一般に、make_debug.cmdファイルを起動した時点でコードを操作しているときに最も不快な気持ちを経験し、問題なくすべてをすばやく取得できました。 基本構成を設定したshkolotaは、ボットのインスタンスをリベットし始めることがわかります。 ビルドシステムに敬礼をする必要がありますが、それはバタンとうまくいきました。

非常に興味深い行「C：\ Users \ jam3s \ Desktop \ Zeus \ source \ builder \ resources \ resources.rc」がファイル「source \ builder \ resources \「resources.aps」および「zeus.sln」に見つかりました。
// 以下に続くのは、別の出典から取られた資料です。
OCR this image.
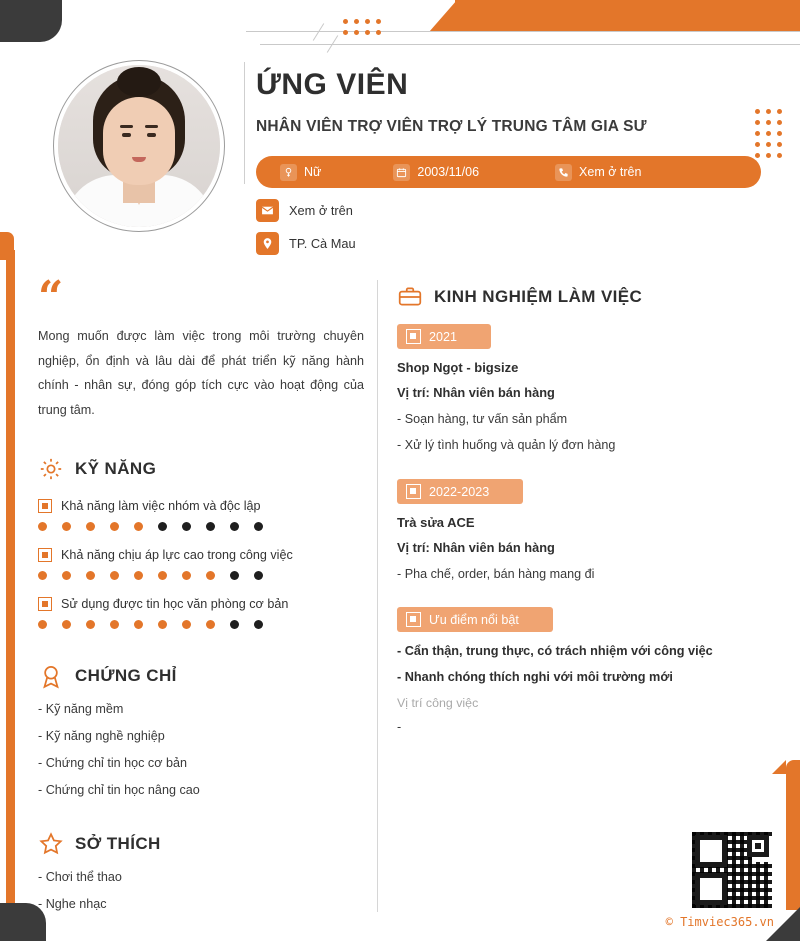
ỨNG VIÊN
NHÂN VIÊN TRỢ VIÊN TRỢ LÝ TRUNG TÂM GIA SƯ
Nữ	2003/11/06	Xem ở trên
Xem ở trên
TP. Cà Mau
“
Mong muốn được làm việc trong môi trường chuyên nghiệp, ổn định và lâu dài để phát triển kỹ năng hành chính - nhân sự, đóng góp tích cực vào hoạt động của trung tâm.
KỸ NĂNG
Khả năng làm việc nhóm và độc lập
Khả năng chịu áp lực cao trong công việc
Sử dụng được tin học văn phòng cơ bản
CHỨNG CHỈ
- Kỹ năng mềm
- Kỹ năng nghề nghiệp
- Chứng chỉ tin học cơ bản
- Chứng chỉ tin học nâng cao
SỞ THÍCH
- Chơi thể thao
- Nghe nhạc
KINH NGHIỆM LÀM VIỆC
2021
Shop Ngọt - bigsize
Vị trí: Nhân viên bán hàng
- Soạn hàng, tư vấn sản phẩm
- Xử lý tình huống và quản lý đơn hàng
2022-2023
Trà sửa ACE
Vị trí: Nhân viên bán hàng
- Pha chế, order, bán hàng mang đi
Ưu điểm nổi bật
- Cẩn thận, trung thực, có trách nhiệm với công việc
- Nhanh chóng thích nghi với môi trường mới
Vị trí công việc
-
© Timviec365.vn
これがフルパスですプロジェクトツリーが元の開発者のコ​​ンピューターに保存されたディスク上。 ここでは、未知の作成者がソースの場所を特に気にせず、デスクトップに単純にダンプした結果、オペレーティングシステムのユーザー名「jam3s」が邪魔になったことが重要です。 これは「nic」、「mike」、または他の一般的なくだらないものではありません。この名前は非常にユニークです。インターネット、フォーラム、チャット、またはフリーランサーフォーラムで既に登場していても驚かないでしょう。 その後、作成者はさらに「高度」になり、プロジェクトソースツリーを「c：\ zeus」にコピーしました。元のプロジェクトオブジェクトファイルから見つけることができます。 YandexとGoogleで検索してもニックネームjam3sの明らかな性格は明らかになりませんでしたが、著者zeusがそれほど簡単に燃えず、鳥が間違った方向に飛んでいたため、特別な結果は期待していませんでした。
作者がバックコネクトサーバーの修道士を連れて行った場所を見つけようとする別の試みがありました。黒豚や馬のようなものを描いていますが、面白いものを見つけることができませんでした。数回、似たようなフリークのギャラリーで画像が見つかりました

一般に、簡単に言えば、このような一般化されたボトグラファーの肖像を作成できます。
-28〜35歳の若いロシア人。
-彼は多かれ少なかれ大企業で数年間ソフトウェア開発者として働いていましたが、会社は外国人と協力しませんでした。
-90％はモスクワに、80％はサンクトペテルブルクに住んでいます
-英語を知らない、または知識が乏しい。
-nick3 jam3sを使用します。

エピローグ

殺人を目的とする道具には独自の隠された美学があり、線の形や形の輪郭はそのような物体を隠された魅力を裏切り、観察者に賞賛と恐怖を混ぜ合わせていると言われています。 トロイの木馬とルートキットの目に見えないが粘り強い爪から誰も安全を感じることができない、ゼウスのソースコード、これは一般的なサイバネティック時代の最も完璧なツールの1つに精通する過程で同様の感情を経験しました。 たぶん、これらの行を読んでいる間、次のボットネットの所有者の1人があなたの銀行口座にログインしている間辛抱強く待っているvncを通してあなたを注意深く見ていますか？ しかし、すべてがそれほど悪いわけではありません。著者zeusの例は、経験豊富で意図的な孤独者、プログラマー、たとえ最低で最も陰湿なアイデアを担っていても不可能ではないことを教えてくれます。

habr-forceが来ますように！